In Francis, a plain, old-fashioned cultural and generational sexism exists alongside his church’s history and tradition, which allows him to make remarks that would blow up Twitter had they been uttered by Donald Trump. When a reporter asked Francis about the likelihood of promoting women to powerful jobs in the Vatican, he gave his version of an old ball-and-chain joke: “Well, so many times priests end up under the authority of the housekeeper.” See, the woman who cleans under the bed has more power than the priest himself. Ha ha. Similarly, when reporters asked Jorge Bergoglio, in 2010, whether he could envision an end to priestly celibacy, he made a crack worthy of Dom DeLuise: “I once heard a priest say that eliminating celibacy would allow him to not be alone and to have a wife, but with that he would also be getting a mother-in-law.” Again, as Bergoglio, Francis has referred to a certain diocesan secretary as a “tarantula”; he has dismissed certain leftist protesters as “aggressive transvestites and feminists.” As pope, he has compared the secular, mainstream culture of Europe to “a grandmother, no longer fertile and vibrant.” These are the kinds of things one’s embarrassing grandfather says, and no matter how generous and good-hearted one’s grandfather is, these jocular comparisons of ordinary women to spiders and desserts do not meet the pope’s own standard of radical acceptance and love.

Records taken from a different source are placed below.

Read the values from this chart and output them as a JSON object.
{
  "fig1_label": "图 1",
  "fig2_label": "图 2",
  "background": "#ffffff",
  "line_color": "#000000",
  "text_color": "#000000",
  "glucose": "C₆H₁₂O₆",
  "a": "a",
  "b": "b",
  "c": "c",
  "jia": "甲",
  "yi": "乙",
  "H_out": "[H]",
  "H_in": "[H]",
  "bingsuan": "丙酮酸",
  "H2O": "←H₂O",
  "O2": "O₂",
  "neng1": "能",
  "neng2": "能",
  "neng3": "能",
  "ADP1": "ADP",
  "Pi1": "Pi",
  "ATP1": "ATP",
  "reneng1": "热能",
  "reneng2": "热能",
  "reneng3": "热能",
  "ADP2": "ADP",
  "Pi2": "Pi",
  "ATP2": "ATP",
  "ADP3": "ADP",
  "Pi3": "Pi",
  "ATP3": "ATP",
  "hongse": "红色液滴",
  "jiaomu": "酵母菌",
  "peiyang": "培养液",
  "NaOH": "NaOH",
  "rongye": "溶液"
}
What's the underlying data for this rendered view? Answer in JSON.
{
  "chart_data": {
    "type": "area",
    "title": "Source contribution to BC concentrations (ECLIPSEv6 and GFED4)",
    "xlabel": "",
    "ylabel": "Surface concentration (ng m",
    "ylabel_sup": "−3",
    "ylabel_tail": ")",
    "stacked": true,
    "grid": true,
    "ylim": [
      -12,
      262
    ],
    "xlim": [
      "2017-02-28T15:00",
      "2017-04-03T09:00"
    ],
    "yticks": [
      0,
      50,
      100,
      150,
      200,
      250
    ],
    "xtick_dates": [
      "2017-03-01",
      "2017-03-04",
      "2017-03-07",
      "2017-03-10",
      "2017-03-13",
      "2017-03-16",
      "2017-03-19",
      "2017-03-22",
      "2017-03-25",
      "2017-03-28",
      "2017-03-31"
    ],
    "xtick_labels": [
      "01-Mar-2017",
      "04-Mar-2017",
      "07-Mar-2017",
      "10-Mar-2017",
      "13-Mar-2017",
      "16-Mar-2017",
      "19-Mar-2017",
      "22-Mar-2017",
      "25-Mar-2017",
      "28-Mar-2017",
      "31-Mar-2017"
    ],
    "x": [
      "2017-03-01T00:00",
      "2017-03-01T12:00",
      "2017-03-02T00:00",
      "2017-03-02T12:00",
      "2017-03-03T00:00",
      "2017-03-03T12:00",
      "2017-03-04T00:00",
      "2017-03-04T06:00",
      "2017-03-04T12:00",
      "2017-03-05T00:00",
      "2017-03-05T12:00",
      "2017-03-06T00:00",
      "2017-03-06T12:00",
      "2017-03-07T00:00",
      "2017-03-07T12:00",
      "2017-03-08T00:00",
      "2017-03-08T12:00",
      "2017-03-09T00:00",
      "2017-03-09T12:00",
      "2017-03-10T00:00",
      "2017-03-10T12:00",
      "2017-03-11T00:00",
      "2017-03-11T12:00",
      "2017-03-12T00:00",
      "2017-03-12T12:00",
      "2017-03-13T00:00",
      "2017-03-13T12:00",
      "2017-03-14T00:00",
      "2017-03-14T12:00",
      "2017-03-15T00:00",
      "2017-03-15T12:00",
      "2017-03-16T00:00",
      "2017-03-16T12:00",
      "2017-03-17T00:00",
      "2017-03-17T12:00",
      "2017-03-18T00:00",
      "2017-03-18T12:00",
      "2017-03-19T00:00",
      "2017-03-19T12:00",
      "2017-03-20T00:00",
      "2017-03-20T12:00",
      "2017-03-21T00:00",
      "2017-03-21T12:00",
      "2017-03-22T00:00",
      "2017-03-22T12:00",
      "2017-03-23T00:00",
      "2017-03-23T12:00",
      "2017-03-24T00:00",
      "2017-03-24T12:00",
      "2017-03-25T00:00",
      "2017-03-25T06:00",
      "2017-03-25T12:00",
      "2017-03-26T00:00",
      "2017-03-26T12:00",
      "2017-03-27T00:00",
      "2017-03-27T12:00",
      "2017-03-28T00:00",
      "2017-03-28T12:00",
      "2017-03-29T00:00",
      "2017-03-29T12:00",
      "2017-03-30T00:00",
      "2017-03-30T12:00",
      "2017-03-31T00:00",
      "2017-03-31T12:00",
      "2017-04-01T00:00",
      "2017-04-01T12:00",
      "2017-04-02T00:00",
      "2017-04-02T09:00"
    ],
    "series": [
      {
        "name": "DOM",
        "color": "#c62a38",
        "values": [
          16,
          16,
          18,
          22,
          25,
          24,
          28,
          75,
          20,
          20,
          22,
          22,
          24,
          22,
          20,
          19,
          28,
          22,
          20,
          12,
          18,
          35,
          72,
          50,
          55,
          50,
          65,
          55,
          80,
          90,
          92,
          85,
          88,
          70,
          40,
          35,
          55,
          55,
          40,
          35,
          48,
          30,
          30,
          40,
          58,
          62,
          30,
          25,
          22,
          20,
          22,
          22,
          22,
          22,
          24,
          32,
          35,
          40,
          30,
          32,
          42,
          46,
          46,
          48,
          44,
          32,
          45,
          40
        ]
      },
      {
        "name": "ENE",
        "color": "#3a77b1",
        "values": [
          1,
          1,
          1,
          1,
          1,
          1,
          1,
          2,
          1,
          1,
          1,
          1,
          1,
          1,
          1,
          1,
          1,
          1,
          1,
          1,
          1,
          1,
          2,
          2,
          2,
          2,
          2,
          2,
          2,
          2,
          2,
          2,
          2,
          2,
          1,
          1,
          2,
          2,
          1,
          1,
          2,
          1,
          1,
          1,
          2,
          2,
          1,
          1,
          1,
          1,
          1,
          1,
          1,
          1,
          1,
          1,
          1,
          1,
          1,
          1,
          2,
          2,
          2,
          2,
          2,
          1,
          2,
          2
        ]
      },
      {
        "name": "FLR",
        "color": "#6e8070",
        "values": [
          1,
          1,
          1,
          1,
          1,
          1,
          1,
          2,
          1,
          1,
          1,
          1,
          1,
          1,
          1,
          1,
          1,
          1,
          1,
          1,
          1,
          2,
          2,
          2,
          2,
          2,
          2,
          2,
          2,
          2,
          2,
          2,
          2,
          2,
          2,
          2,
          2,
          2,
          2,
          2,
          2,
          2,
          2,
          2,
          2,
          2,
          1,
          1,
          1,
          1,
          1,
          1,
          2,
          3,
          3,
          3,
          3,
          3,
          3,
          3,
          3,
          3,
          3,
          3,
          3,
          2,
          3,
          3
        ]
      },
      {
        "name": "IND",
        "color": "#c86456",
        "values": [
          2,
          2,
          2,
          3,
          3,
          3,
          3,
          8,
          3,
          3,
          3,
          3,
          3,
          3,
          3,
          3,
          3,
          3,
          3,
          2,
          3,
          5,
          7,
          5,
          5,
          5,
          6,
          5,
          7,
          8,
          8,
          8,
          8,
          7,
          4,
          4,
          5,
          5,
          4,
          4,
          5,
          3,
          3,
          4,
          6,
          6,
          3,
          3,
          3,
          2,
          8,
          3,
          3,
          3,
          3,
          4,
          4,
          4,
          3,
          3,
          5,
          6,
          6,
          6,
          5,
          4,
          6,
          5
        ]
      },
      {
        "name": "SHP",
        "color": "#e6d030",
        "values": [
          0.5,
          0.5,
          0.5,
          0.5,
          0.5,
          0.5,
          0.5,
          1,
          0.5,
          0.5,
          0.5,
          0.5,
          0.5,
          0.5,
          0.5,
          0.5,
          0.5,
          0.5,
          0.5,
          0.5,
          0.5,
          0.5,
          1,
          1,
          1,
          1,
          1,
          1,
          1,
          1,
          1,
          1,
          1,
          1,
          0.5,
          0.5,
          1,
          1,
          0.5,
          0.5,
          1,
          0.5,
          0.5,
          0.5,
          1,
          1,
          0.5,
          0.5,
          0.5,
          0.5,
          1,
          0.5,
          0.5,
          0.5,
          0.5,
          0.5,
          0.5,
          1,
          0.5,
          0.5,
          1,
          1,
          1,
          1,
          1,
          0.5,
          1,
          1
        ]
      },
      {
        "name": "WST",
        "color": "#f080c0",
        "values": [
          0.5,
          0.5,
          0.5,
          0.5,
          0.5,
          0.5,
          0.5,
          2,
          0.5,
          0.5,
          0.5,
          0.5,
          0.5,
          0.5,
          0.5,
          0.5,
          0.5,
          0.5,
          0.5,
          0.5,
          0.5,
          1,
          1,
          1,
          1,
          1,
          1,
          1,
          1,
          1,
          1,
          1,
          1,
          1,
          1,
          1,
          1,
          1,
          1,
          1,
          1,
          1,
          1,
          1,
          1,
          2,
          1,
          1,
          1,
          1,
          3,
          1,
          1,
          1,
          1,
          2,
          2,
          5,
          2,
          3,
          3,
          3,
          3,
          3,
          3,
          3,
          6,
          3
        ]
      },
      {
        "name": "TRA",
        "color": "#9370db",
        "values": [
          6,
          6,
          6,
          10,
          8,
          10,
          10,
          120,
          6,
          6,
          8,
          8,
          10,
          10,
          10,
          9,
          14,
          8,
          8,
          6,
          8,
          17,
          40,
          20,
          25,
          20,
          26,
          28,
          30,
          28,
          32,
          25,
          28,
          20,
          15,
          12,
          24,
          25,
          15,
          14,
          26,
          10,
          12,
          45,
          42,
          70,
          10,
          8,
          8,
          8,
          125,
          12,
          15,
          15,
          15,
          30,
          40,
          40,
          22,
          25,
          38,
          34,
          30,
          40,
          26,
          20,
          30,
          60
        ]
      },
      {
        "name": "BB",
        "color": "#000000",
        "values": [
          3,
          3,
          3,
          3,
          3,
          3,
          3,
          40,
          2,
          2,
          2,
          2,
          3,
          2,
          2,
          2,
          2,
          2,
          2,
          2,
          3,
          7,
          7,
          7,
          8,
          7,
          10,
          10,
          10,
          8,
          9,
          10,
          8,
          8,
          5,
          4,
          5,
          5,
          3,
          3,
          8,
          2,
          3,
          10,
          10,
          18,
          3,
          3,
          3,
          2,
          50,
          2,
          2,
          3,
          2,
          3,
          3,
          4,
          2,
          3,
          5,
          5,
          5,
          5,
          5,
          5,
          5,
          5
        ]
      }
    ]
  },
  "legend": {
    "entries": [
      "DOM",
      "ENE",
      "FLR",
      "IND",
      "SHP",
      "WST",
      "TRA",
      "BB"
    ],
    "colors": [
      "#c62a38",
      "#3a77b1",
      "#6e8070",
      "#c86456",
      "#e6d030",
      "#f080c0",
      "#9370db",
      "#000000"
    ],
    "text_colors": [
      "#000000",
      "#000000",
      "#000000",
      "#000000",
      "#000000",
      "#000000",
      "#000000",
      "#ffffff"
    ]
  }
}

In 2009, Rachel Pokora received a handwritten letter from her parish priest, advising her that the diocesan bishop was excommunicating her for her work with a leftist Catholic reform group called Call to Action, many of whose members support the ordination of women. A cradle Catholic, Pokora loved her church, but in adulthood, she began to find its hypocrisies too much to bear. “The only time I ever walked out of Mass was when the priest said gay people could be healed of their homosexuality. There were gay kids there that day, and kids who might be gay, and I didn’t want them to think I thought this message was okay.” Pokora cried in her priests’s office when he told her that she could no longer receive communion, and now she goes to Mass only when she visits her father about four times a year. (And when she does, she takes communion in violation of her censure — “which, by the way, is hugely scandalous, but I’m fine with it,” she told me. Jesus gave the Last Supper to Judas: “If communion is supposed to heal us, why would you deny it to people?”)

She doesn’t want to take anything away from Francis. “There’s been a huge change in tone,” she said. “That is real. That’s for sure.” But she advises the worshipful throngs not to be too willfully blind about this pope’s shortcomings and those of his church. Catholics in the West, she says, are a little like the victims of domestic abuse; they’re just relieved that the beatings have stopped. “In some ways we’re just so happy to hear kindness and welcoming that we’re not noticing that there are still some serious problems that need to be addressed.” And where Francis really falls down is in his regard for women. He compliments them, but in so doing he pushes them aside. The “gender binary” he upholds, Pokora muses, “is shockingly out of date.”